Im Rahmen der Erarbeitung des Integrierten Städtebaulichen Entwicklungskonzepts (ISEK) waren die Riedbahnerinnen und Riedbahner am 19. Mai 2026 ab 18:00 Uhr in das JUZE eingeladen. Ziel der Veranstaltung war es, gemeinsam Ideen, Herausforderungen und Entwicklungsperspektiven für das Quartier zu diskutieren und konkrete Maßnahmenansätze weiterzuentwickeln.
Nach einer Begrüßung durch Niels Jüngling vom Begleitbüro DSK stellte Andreas Graf (ebenfalls DSK) die Ergebnisse der bisherigen Beteiligungen sowie erste thematische Schwerpunkte der laufenden Analyse vor. Auch Bürgermeister Niklas Gehnich richtete kurze Grußworte an die Teilnehmenden. Er blieb während der gesamten Veranstaltung vor Ort und nutzte die Gelegenheit zum direkten Austausch mit den anwesenden Riedbahnern.
Der Moderator Niels Jüngling erklärte den Ablauf der Werkstatt: An insgesamt sechs Themenstationen konnten die Teilnehmenden verschiedene Aspekte der Quartiersentwicklung bearbeiten. Die Themen reichten von sozialer Infrastruktur, Grün- und Freiflächen sowie Mobilität bis hin zu Quartiersidentität und nachbarschaftlichem Zusammenleben.
An den Stationen waren bereits zahlreiche Hinweise, Ideen und Problemstellungen vorbereitet, die sich aus vorherigen Beteiligungsveranstaltungen sowie einem Fachämterworkshop ergeben hatten. In einer offenen Brainstorming-Phase konnten diese diskutiert, ergänzt und weiterentwickelt werden. Nach dem sogenannten „Gesetz der zwei Füße“ hatten die Teilnehmenden die Möglichkeit, frei zwischen den Stationen zu wechseln. Ergänzend stand die begehbare Landkarte – ein großformatiger Luftbildausdruck des Quartiers – zur Verfügung, auf dem räumliche Hinweise und Ideen verortet werden konnten.
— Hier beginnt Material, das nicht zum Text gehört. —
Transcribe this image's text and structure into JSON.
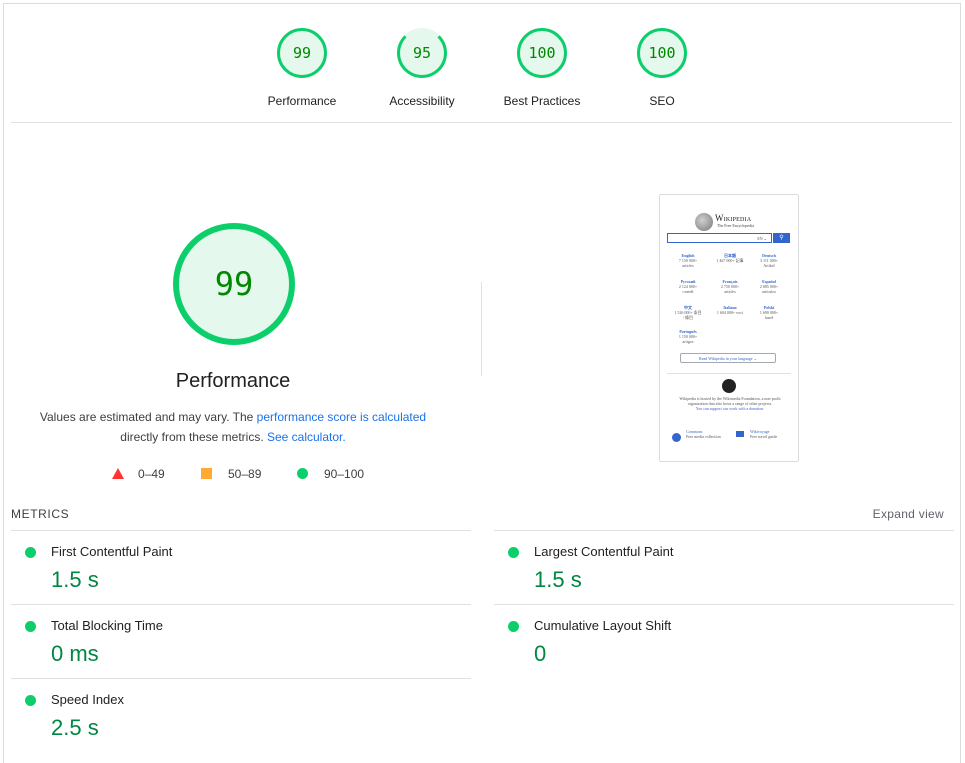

Im weiteren Verlauf priorisierten die Teilnehmenden mithilfe von Klebepunkten ihre wichtigsten Maßnahmenideen. Die daraus hervorgegangenen Top-Themen wurden anschließend vertieft diskutiert und teilweise bereits in Form erster Maßnahmenskizzen konkretisiert. Dabei wurden unter anderem Zwischenziele, mögliche Akteure sowie denkbare Umsetzungsschritte festgehalten.
Mit dem Sonnenuntergang endete die Veranstaltung am Dienstagabend. Die Zukunftswerkstatt brachte nicht nur neue Ideen und Perspektiven hervor, sondern bestätigte und vertiefte auch bereits bekannte Herausforderungen im Quartier. Besonderer Dank gilt dem Quartiersmanagement sowie allen weiteren Helfern, die die Veranstaltung organisatorisch getragen haben, und natürlich den zahlreichen Riedbahnern für ihre aktive Mitarbeit.
Eine Übersicht der Ergebnisse ist in der begleitenden Präsentation zusammengefasst:
Nun beginnt die intensive Ausarbeitungsphase durch die DSK. Dabei werden die Hinweise und Anregungen aus der Bürgerbeteiligung mit den Ergebnissen der fachlichen Detailanalysen zusammengeführt. Ziel ist es, konkrete Entwicklungsziele sowie umsetzbare Maßnahmen für die zukünftige Entwicklung des Gebietes auszuarbeiten.
Über die weiteren Schritte im ISEK-Prozess wird wie gewohnt über die Projektwebseite, das Quartiersmanagement sowie in kommenden Veranstaltungen im Herbst und Winter informiert.